After Back to the Future came out in 1984 and was so successful, I felt a certain obligation towards finding films that somehow psychologically reflected what my interests were. The first film I acted in after Back to the Future came out was River's Edge. That's still a film that I'm proud of but subsequent to that, most of the films that I acted in, in the 80s and 90s, really didn't reflect what my interests were, didn't make that much money, and weren't necessarily good for my acting career.

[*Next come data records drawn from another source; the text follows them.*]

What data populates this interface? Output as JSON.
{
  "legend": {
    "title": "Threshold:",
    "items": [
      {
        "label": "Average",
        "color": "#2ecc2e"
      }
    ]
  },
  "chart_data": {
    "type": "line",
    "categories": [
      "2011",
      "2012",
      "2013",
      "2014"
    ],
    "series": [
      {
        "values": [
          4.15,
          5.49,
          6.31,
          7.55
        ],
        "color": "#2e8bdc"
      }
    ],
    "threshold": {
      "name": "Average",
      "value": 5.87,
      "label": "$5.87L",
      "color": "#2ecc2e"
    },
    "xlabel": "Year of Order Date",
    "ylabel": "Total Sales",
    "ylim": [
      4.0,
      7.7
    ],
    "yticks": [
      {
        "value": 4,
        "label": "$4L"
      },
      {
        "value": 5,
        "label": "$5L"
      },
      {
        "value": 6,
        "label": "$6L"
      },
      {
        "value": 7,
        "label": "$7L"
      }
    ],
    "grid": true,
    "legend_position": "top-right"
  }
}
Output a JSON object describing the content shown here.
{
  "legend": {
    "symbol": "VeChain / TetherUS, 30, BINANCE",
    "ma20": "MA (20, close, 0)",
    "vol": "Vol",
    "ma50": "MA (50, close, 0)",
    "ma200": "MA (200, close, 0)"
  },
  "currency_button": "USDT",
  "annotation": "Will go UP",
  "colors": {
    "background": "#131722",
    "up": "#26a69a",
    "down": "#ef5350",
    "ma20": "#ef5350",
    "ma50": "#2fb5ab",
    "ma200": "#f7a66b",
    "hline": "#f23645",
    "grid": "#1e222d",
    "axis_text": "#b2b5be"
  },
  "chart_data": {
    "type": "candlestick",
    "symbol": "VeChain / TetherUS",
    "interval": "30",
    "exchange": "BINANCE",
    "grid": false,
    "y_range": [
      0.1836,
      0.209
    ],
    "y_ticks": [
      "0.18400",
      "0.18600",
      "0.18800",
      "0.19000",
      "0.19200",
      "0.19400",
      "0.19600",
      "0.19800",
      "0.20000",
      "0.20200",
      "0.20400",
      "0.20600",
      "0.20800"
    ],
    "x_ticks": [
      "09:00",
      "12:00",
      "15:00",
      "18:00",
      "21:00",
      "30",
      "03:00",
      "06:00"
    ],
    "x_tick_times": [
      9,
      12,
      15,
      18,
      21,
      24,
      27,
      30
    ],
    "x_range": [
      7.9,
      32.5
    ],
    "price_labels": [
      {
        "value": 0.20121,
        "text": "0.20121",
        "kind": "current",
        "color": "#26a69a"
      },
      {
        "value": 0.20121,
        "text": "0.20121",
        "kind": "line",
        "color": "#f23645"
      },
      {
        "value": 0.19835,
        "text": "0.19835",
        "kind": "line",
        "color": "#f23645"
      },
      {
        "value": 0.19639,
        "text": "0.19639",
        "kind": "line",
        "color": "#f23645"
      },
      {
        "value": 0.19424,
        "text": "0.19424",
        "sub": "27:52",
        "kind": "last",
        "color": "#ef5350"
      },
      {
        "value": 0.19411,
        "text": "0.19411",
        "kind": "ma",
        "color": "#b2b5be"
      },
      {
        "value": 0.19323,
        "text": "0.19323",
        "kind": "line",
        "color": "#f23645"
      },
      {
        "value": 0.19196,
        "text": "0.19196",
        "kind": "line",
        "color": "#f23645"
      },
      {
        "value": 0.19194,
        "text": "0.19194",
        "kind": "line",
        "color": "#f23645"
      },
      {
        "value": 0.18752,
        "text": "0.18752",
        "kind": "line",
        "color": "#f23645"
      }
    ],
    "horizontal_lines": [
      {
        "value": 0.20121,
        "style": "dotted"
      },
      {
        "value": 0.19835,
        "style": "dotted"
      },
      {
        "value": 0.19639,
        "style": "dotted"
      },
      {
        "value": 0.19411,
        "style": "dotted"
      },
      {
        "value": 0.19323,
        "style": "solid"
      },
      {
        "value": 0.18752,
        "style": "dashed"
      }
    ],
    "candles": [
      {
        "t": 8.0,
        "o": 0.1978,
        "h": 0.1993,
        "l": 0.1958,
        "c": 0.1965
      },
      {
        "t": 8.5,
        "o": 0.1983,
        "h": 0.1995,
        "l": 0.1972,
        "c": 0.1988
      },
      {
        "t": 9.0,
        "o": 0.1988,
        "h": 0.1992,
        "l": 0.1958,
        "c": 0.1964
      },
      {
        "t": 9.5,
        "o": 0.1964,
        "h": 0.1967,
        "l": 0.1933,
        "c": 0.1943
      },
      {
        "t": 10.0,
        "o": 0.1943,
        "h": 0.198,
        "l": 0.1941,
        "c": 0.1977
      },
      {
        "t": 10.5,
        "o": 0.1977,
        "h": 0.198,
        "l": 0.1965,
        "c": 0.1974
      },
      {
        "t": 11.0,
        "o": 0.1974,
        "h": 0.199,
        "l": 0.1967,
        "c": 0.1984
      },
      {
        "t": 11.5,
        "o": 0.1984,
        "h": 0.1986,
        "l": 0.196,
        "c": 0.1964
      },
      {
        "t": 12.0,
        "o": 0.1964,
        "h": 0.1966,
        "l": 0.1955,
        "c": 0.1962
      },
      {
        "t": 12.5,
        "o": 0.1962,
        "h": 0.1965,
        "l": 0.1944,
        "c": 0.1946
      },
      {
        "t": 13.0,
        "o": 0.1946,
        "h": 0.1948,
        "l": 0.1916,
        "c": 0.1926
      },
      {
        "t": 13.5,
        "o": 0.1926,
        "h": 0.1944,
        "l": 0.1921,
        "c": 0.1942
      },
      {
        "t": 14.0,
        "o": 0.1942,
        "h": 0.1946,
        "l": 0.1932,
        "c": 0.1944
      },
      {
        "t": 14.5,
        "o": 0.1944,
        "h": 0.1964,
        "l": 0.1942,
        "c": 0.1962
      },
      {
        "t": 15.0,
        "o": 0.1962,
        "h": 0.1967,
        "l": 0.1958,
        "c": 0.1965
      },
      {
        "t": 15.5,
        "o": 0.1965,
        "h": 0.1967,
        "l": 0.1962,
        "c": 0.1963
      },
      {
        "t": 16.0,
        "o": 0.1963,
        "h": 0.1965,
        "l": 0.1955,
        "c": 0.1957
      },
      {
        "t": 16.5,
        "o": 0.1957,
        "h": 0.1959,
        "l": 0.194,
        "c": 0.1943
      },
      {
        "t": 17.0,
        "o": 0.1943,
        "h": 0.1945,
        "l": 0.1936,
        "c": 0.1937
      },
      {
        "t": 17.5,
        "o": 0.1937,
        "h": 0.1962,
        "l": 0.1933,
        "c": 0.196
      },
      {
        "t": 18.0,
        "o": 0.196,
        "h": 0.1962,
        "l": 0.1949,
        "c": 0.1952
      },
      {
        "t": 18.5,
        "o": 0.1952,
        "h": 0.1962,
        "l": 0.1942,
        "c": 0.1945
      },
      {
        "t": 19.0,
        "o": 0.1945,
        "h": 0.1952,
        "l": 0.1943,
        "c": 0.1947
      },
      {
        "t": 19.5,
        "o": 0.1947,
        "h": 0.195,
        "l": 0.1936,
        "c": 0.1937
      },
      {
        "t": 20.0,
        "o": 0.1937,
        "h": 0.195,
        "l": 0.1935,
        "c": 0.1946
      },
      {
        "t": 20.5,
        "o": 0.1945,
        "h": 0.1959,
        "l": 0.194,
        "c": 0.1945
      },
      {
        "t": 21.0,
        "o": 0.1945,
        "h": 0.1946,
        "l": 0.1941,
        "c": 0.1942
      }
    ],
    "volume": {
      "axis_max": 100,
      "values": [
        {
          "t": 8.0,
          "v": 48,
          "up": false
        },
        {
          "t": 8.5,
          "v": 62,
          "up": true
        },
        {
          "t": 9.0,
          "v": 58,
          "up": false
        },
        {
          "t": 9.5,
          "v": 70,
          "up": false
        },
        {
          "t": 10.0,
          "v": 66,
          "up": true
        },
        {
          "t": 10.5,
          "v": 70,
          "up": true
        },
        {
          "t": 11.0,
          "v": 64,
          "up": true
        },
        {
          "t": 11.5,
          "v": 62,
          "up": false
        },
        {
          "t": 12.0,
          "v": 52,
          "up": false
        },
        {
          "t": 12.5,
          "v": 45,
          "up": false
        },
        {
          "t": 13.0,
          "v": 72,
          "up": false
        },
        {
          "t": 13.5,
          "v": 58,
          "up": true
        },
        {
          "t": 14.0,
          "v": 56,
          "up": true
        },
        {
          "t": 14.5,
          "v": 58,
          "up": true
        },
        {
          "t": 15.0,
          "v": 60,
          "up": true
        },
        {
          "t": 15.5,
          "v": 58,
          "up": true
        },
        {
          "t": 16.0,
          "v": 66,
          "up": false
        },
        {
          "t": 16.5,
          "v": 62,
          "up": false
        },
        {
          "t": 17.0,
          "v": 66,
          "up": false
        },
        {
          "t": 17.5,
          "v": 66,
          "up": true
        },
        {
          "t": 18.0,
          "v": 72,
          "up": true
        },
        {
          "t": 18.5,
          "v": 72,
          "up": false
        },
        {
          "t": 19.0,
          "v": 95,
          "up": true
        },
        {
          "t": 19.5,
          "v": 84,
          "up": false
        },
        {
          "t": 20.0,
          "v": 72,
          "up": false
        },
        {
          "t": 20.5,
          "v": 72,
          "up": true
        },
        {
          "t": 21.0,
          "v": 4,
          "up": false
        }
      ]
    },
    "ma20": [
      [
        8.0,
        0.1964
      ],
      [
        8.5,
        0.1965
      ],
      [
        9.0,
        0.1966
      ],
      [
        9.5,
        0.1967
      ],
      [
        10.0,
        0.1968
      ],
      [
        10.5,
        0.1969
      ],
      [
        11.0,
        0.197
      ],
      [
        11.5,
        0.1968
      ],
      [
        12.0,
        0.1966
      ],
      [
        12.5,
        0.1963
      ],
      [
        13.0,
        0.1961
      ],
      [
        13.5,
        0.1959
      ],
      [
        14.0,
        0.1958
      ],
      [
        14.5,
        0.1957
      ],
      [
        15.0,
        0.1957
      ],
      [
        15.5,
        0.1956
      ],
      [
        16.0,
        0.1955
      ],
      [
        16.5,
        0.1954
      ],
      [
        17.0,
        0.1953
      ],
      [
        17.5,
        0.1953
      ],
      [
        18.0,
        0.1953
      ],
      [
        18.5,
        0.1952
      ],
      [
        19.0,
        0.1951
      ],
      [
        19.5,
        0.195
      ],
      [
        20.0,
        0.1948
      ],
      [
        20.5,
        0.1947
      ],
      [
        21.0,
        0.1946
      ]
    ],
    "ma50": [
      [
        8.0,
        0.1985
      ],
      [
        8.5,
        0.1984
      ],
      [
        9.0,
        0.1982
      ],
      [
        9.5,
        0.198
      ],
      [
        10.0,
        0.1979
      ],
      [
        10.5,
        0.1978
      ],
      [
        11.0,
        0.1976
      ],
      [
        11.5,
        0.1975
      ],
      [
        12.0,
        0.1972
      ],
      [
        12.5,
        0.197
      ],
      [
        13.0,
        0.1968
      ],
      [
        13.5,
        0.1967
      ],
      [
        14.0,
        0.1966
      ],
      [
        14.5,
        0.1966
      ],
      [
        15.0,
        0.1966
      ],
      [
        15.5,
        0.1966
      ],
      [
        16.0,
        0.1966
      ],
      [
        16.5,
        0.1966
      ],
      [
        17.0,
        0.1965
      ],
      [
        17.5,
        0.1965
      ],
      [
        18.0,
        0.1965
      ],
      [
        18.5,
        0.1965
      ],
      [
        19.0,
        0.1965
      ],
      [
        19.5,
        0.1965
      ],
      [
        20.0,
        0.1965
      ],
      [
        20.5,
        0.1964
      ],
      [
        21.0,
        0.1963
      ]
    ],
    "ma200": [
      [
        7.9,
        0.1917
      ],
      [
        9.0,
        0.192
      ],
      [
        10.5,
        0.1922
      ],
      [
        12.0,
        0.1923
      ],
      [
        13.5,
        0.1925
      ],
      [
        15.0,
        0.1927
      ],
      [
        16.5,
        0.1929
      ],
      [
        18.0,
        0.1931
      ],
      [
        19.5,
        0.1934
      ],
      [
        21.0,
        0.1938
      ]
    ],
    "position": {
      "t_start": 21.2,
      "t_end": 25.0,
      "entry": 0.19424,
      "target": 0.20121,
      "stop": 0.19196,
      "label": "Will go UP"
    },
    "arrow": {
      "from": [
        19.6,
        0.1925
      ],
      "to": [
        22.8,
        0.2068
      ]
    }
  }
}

When the first Charlie's Angels film was coming to me, it made sense to do that film in order to fund Steve's film but when I first got the script, it wasn't something I particularly wanted to do. When the film came out and was successful, that was good for my acting career and I realized I needed to switch the way I was deciding to act in films, divorce myself from the content, and think of acting as a craft as opposed to an art. I still think of acting artfully but there's a differentiation between thinking of it as a thing to do to make a living with something that I've learned at a young age, and professional work.
It's actually made me much more grateful to be involved working in the film industry. Most people want me to do something interesting anyhow so it's worked out well that way.